Amerika dulu mengirim orang-orang Jepang ke kamp pengasingan selama Perang Dunia II. Gagasan rasialis ini dibuka lagi untuk orang-orang muslim di Amerika.

Muslim di Amerika Terancam Masuk Kamp Pengasingan
Imigran dari Amerika Tengah dan warga Meksiko, yang melarikan diri dari kekerasan dan kemiskinan, mengantri untuk masuk ke Amerika Serikat meminta suaka di perbatasan baru El Chaparral di Tijuana, Meksiko, Kamis (24/11). ANTARA FOTO/REUTERS/Jorge Duenes/cfo/16

tirto.id - Carl Higbie, pendukung Donald Trump, mengusulkan sesuatu kepada Donald Trump. Bekas anggota Navy SEAL ini punya usul terkait bagaimana sebaiknya imigran Muslim di Amerika diperlakukan.

“Kami telah melakukannya dengan Iran jika beberapa waktu yang lalu. Kami melakukan hal yang sama kepada Jepang selama Perang Dunia Kedua,” kata Higbie, yang kerap muncul di saluran TV FOX sebagai komentator.

Dalam sesi wawancara langsung di Fox News yang dipandu Megyn Kelly, ia melontarkan pernyataan soal kamp pengasingan orang-orang Jepang di Amerika Serikat selama periode Perang Dunia Kedua lalu. Lebih lanjut ia mengatakan, apa yang dilakukan kepada imigran Jepang itu sangat cocok jika diterapkan kepada para imigran muslim di Amerika.

Ia mengaku sudah mendaftarkan proposal tentang kamp pengasingan, dalam sejarah Indonesia dikenal dengan istilah interniran, untuk dibahas oleh penasehat imigrasi Trump.

Jika benar ide ini direalisasikan, ide ini jelas akan menjadikan Amerika sebagai negara yang sangat memalukan dalam mengatasi isu imigran. Ini ide lama, yang sudah kuno, dan ketinggalan zaman, serta tidak punya perspektif HAM sama sekali. Penuh tendensi rasisme dan memperlakukan manusia sebagai wabah sampar yang harus diisolasi.

Kamp interniran terhadap orang Jepang di Amerika adalah program relokasi paksa terhadap orang keturunan Jepang di Amerika. Mereka dipindahkan ke kamp-kamp yang disebut War Relocation Authority (WRA) atau Otoritas Relokasi Perang. Menurut catatan WRA, sebanyak 62% orang Jepang yang diasingkan itu sudah berstatus warga negara Amerika.

Pemerintah dan militer saat itu beralasan, pengasingan warga keturunan Jepang ini untuk mencegah aksi spionase dan sabotase selama masa perang. Alasan pragmatis itu jelas dilandasi oleh pretensi rasialis.

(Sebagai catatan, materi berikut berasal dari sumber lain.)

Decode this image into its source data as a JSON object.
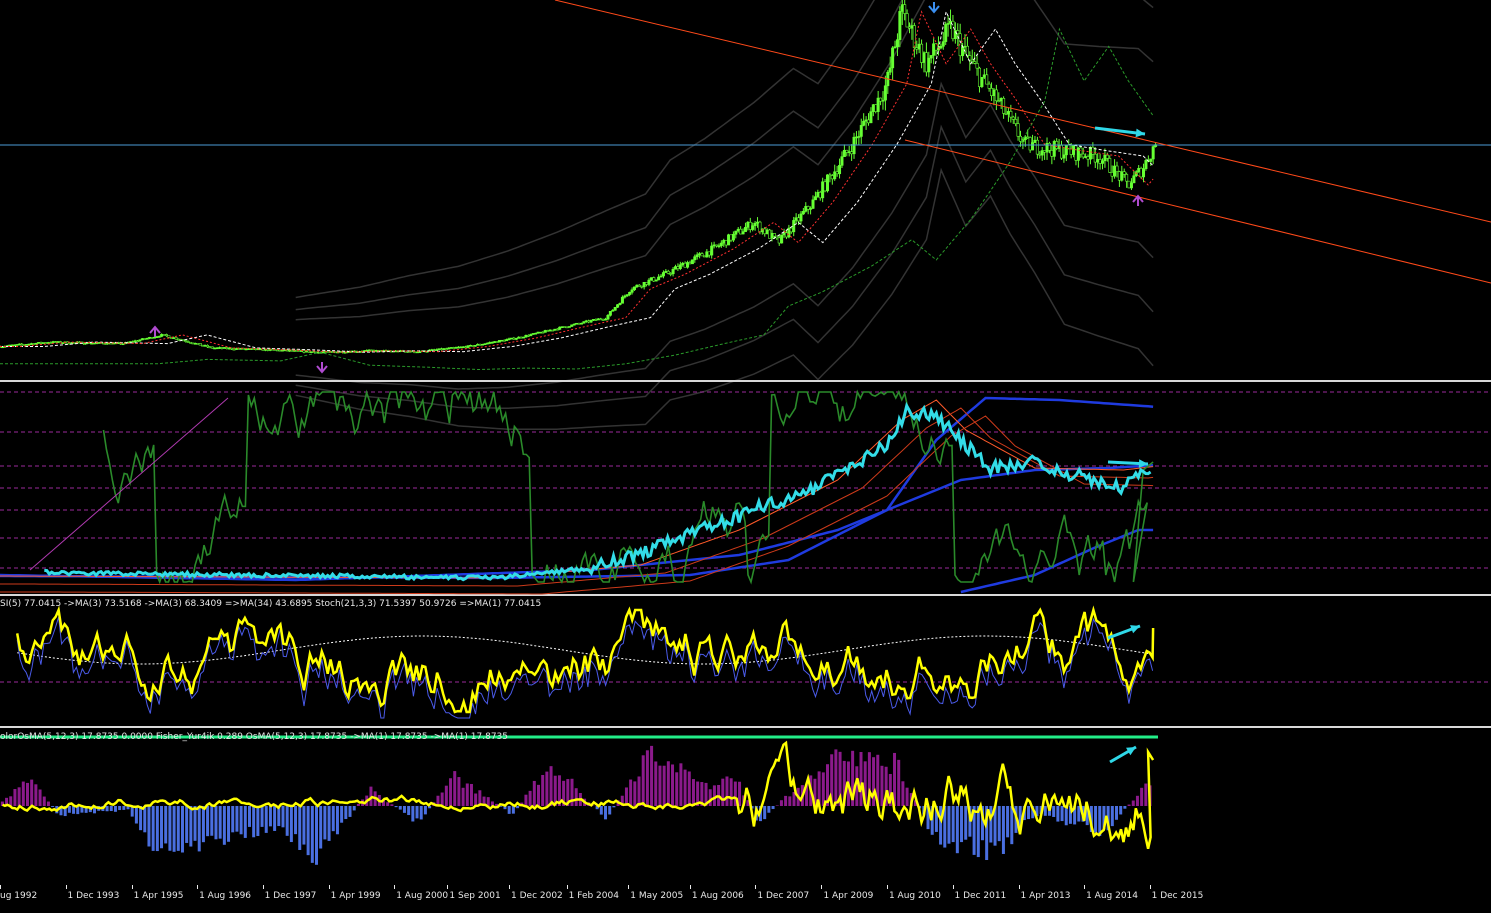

Kamp ini terdiri dari tiga jenis dan dikelola oleh lembaga yang berbeda. Yang pertama disebut Assembly Centers dikelola oleh Wartime Ciivil Control Administration (WCCA), Relocation Centers yang dikelola oleh War Relocation Authority (WRA) dan kamp-kamp interniran Departemen Kehakiman.

Assembly Centers fungsinya menjadi penampungan atau transit sementara para interniran yang ditahan. Berdiri di lahan trek balap kuda, arena pameran, dan tempat-tempat pertemuan umum lainnya yang besar sekaligus untuk merakit berbagai keperluan menuju Pusat Relokasi WRA. Selanjutnya, mereka dan segala keperluan ini diangkut menuju kamp WRA menggunakan truk, bus atau kereta api.

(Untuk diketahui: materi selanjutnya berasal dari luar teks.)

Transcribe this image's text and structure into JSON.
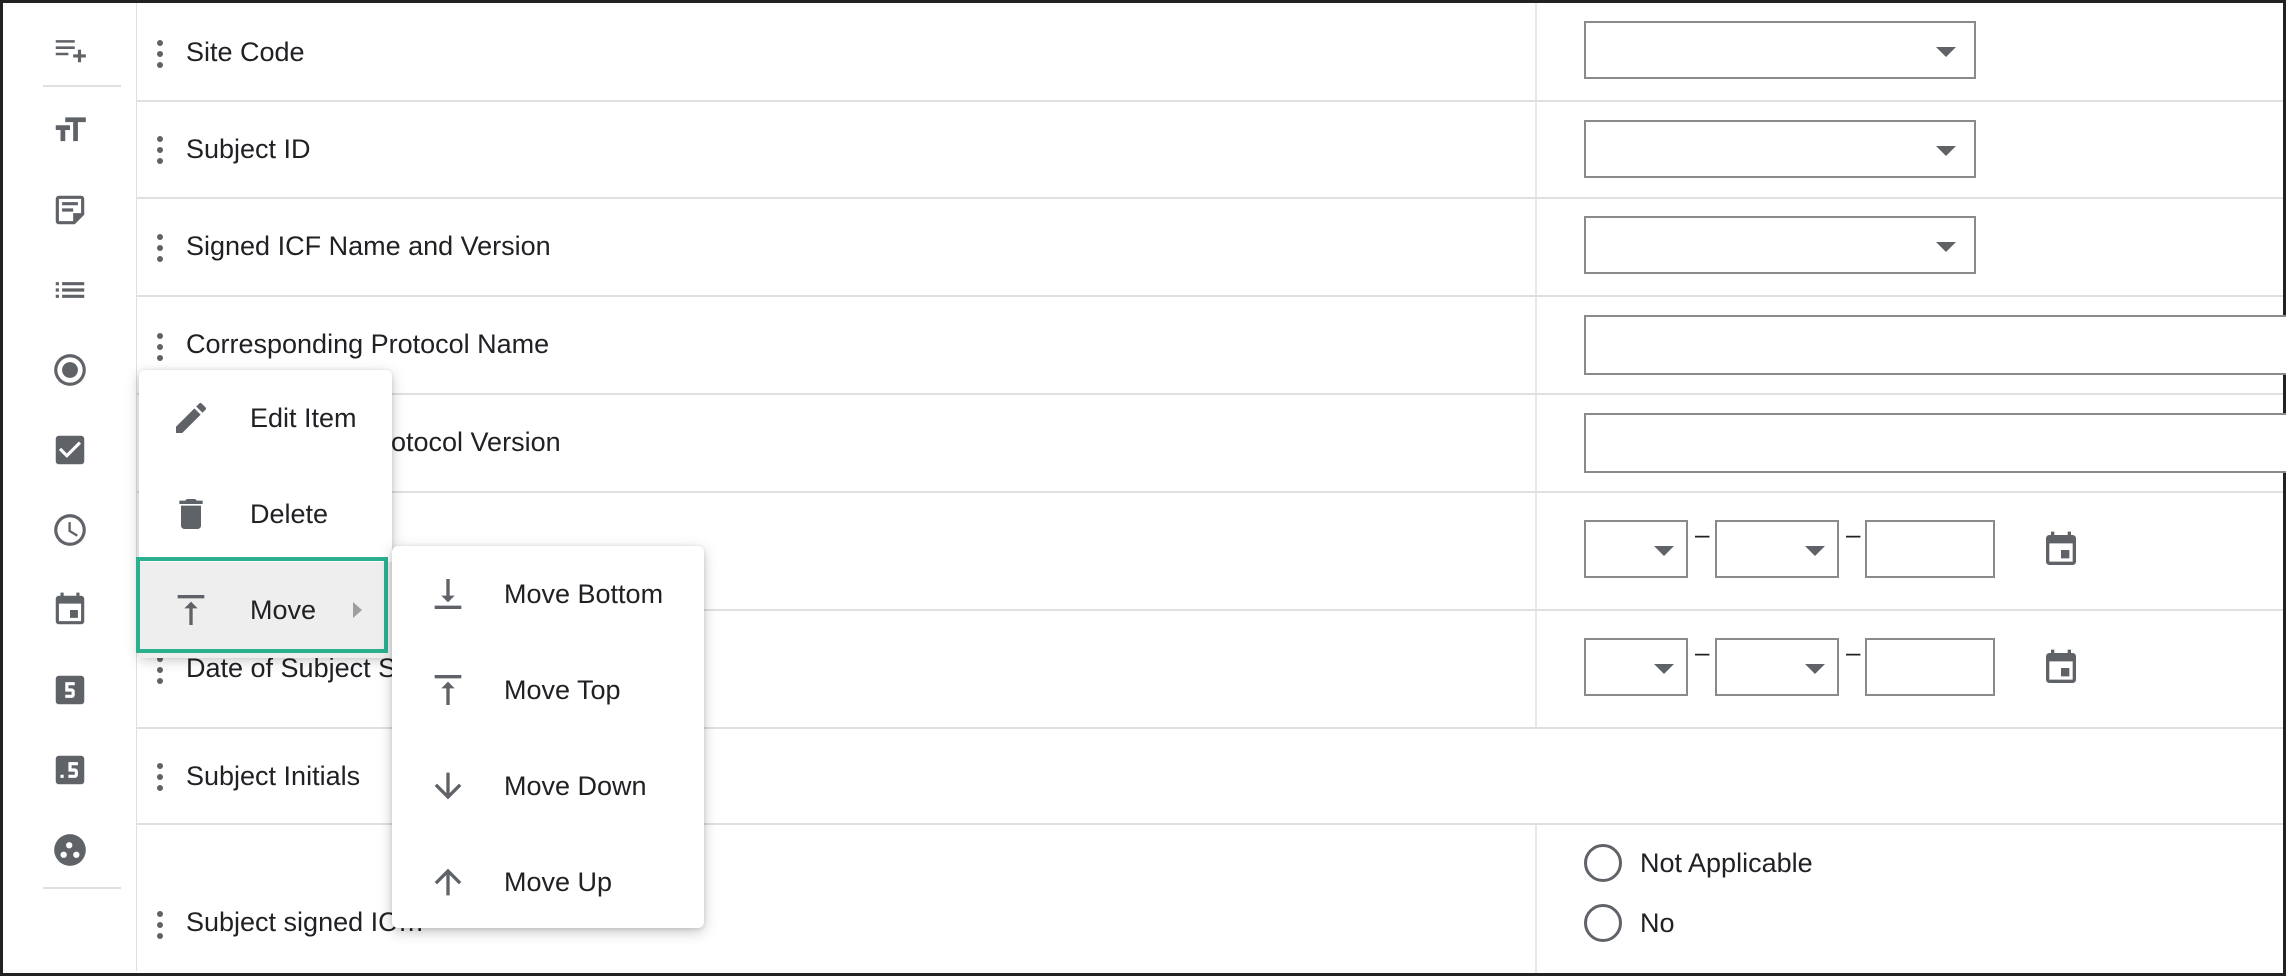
{
  "toolbar": {
    "icons": [
      "add-item-icon",
      "text-size-icon",
      "note-icon",
      "list-icon",
      "radio-icon",
      "checkbox-icon",
      "clock-icon",
      "calendar-icon",
      "number-five-icon",
      "decimal-five-icon",
      "group-icon"
    ]
  },
  "rows": [
    {
      "label": "Site Code"
    },
    {
      "label": "Subject ID"
    },
    {
      "label": "Signed ICF Name and Version"
    },
    {
      "label": "Corresponding Protocol Name"
    },
    {
      "label": "rotocol Version"
    },
    {
      "label": ""
    },
    {
      "label": "Date of Subject S"
    },
    {
      "label": "Subject Initials"
    },
    {
      "label": "Subject signed IC…"
    }
  ],
  "date_separator": "–",
  "radio_options": [
    "Not Applicable",
    "No"
  ],
  "context_menu": {
    "items": [
      {
        "label": "Edit Item",
        "icon": "pencil-icon"
      },
      {
        "label": "Delete",
        "icon": "trash-icon"
      },
      {
        "label": "Move",
        "icon": "move-top-icon"
      }
    ]
  },
  "move_submenu": {
    "items": [
      {
        "label": "Move Bottom",
        "icon": "move-bottom-icon"
      },
      {
        "label": "Move Top",
        "icon": "move-top-icon"
      },
      {
        "label": "Move Down",
        "icon": "arrow-down-icon"
      },
      {
        "label": "Move Up",
        "icon": "arrow-up-icon"
      }
    ]
  },
  "colors": {
    "highlight": "#2bb08f",
    "icon": "#5f6368",
    "border": "#8a8a8a"
  }
}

Terdapat delapan kamp Departemen Kehakiman AS yang terletak di Texas, Idaho, Dakota, New Mexico dan Montana untuk para keturunan Jepang, baik yang sudah berkewarganegaraan Amerika maupun bukan. Kamp-kamp ini dijalankan oleh Dinas Imigrasi dan Naturalisasi yang masih di bawah payung Departemen Kehakiman AS.

Menurut Ensiklopedia Denso, populasi kamp-kamp ini sekitar sekitar 5.500 dari berbagai latar belakang status sosial dan pekerjaan. Mereka secara khusus ditangkap FBI atas tuduhan di kolom kelima dari aturan Executive Order 9066.

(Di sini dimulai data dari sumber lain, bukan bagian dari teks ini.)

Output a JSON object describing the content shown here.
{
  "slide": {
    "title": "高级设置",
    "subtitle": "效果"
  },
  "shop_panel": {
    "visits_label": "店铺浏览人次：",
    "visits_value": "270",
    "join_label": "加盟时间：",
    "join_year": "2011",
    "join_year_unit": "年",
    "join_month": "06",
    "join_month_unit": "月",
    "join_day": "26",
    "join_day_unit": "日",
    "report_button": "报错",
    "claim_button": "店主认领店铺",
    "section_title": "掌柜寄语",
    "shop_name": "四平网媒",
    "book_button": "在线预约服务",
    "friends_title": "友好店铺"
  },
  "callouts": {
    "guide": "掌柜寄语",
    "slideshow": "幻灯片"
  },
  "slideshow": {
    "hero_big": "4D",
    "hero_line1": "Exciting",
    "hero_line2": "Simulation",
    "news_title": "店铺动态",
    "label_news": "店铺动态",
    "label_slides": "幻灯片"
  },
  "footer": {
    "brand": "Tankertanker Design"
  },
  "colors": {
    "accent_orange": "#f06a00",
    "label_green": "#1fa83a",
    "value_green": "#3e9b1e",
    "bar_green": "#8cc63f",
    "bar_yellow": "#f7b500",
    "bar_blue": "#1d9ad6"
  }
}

Pusat relokasi WRA menjadi yang paling padat seiring mandat Presiden Roosevelt yang menyeret warga Jepang, terutama yang berada di sepanjang Pantai Barat Amerika Serikat. Dalam sembilan bulan sejak dibuka di tujuh negara bagian, kamp interniran itu telah dipadati sebanyak 100.000 orang.

Kualitas hidup di kamp-kamp tersebut sangat dipengaruhi oleh badan pemerintahan yang bertanggungjawab. Menteri Dalam Negeri Harold Ickles, dalam suratnya yang bisa diakses terbuka, menuliskan: “Situasi di beberapa kamp-kamp Jepang memburuk dan terus menjadi lebih buruk dengan cepat”.

Laporan dari WRA sendiri menyebutkan bahwa barak dengan konstruksi rangka sederhana tanpa pipa dan fasilitas memasak lainnya. Bahkan dalam buku Imprisoned: The Betrayal of Japanese Americans during World War II, Martin Sandler menyebutkan mayoritas ruangan di kamp yang sedianya hanya untuk kapasitas 4 orang, kenyataannya dipaksa menampung hingga 25 orang. Mereka harus berjejalan di dalam ruangan sempit dengan privasi yang nyaris tak ada.

Isu kesehatan jelas menjadi ancaman serius. Keracunan makanan menjadi hal umum. Mereka yang berada di interniran wilayah Topaz, Minidoka dan Jerome bahkan diserang oleh wabah disentri yang mematikan.

30.000 dari 110.000 orang Jepang Amerika yang ditahan pemerintah Amerika adalah anak-anak. Dan sebagian besar dari mereka masih dalam usia sekolah. Fasilitas pendidikan memang didirikan di kamp-kamp, namun tidak menghapus potensi pengalaman traumatis selama mereka berada di tempat tersebut.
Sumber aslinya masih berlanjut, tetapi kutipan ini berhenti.